Exploit code released for Apple Wi-Fi flaw

A new hacker project kicked off Wednesday with the release of attack code against a new flaw in Apple Computer Inc.'s wireless software.

The code was provided by H.D. Moore, developer of the popular Metasploit security tool, and released via a blog called The Month of Kernel Bugs. The Month of Kernel Bugs is a spin-off of Moore's Month of Browser Bugs project, in which details of new browser flaws were released each day during the month of July.

In his analysis of the new Apple flaw, Moore said the wireless cards used in PowerBooks and iMacs manufactured between 1999 and 2003 are vulnerable to a remote memory corruption flaw.

Wi-Fi threats: Wi-Fi vulnerability assessment checklist Wi-Fi: Checking airwaves for rogues and 'discoverable' devices Wi-Fi access points go nuclear Apple fixes Mac Wi-Fi flaws

"When the driver is placed into active scanning mode, a malformed probe response frame can be used to corrupt internal kernel structures, leading to arbitrary code execution," he said. "This vulnerability is triggered when a probe response frame is received that does not contain valid information element (IE) fields after the fixed-length header.
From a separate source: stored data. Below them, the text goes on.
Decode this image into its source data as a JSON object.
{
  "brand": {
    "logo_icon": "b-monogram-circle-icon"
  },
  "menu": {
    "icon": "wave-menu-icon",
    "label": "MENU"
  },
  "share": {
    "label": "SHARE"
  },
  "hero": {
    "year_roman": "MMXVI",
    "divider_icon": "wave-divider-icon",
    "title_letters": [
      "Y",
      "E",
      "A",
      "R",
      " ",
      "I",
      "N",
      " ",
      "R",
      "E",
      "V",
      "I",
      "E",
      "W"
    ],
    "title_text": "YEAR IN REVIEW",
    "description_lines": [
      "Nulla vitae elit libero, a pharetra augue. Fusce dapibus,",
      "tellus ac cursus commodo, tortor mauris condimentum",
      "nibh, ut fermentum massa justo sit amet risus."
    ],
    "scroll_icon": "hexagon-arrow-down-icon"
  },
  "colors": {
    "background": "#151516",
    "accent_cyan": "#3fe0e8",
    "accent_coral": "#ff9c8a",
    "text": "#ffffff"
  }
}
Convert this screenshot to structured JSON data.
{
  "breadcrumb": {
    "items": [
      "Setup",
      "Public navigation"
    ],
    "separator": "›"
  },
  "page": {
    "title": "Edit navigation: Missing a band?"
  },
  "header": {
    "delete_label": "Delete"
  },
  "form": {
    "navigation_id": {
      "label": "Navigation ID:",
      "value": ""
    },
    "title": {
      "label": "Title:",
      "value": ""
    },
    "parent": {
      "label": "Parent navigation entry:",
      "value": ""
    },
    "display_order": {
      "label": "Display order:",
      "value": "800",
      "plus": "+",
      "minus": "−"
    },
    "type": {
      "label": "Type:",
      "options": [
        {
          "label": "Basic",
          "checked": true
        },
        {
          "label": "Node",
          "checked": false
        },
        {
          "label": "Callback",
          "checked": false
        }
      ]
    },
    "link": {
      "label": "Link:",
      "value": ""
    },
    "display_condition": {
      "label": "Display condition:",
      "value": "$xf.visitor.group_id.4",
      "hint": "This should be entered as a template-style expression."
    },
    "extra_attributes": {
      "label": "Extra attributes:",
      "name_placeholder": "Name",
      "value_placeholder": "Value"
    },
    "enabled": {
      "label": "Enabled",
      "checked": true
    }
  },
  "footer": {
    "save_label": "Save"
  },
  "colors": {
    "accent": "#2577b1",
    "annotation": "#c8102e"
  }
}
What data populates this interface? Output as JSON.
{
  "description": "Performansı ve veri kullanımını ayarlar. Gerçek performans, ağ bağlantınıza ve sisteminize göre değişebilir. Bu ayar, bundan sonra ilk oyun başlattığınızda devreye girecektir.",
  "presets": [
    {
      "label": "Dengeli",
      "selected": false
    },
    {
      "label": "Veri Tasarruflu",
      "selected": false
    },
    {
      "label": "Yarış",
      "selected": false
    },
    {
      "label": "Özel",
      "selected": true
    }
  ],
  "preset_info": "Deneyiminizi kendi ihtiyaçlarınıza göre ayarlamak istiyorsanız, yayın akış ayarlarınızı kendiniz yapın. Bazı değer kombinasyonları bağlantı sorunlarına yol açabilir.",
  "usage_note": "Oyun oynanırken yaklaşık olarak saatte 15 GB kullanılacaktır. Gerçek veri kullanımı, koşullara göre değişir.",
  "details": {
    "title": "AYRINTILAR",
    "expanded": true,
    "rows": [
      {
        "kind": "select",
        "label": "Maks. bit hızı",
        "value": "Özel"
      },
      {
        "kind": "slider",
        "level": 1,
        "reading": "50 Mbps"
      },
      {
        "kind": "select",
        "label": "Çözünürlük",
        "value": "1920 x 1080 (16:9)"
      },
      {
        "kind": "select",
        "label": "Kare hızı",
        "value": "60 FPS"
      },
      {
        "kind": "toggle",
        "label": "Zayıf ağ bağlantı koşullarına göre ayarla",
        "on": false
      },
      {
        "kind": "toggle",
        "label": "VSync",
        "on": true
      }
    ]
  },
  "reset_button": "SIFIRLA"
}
The data following the fixed-length header is copied over internal kernel structures, resulting in memory operations being performed on attacker-controlled pointer values."

Apple released a statement Wednesday saying the flaw "affects a small percentage of previous-generation AirPort-enabled Macs and does not affect currently shipping or AirPort Extreme-enabled Macs."

The Month of Kernel Bugs kicked off with the Apple flaw to keep the spotlight on wireless threats outlined at the Black Hat conference in Las Vegas three months ago, said the blog's author, a hacker who goes by the name of LMH.

"With all the hype and buzz about the now infamous Apple wireless device driver bugs … hopefully this will bring some light (better said, proof) about the existence of such flaws in the Airport device drivers," LMH wrote.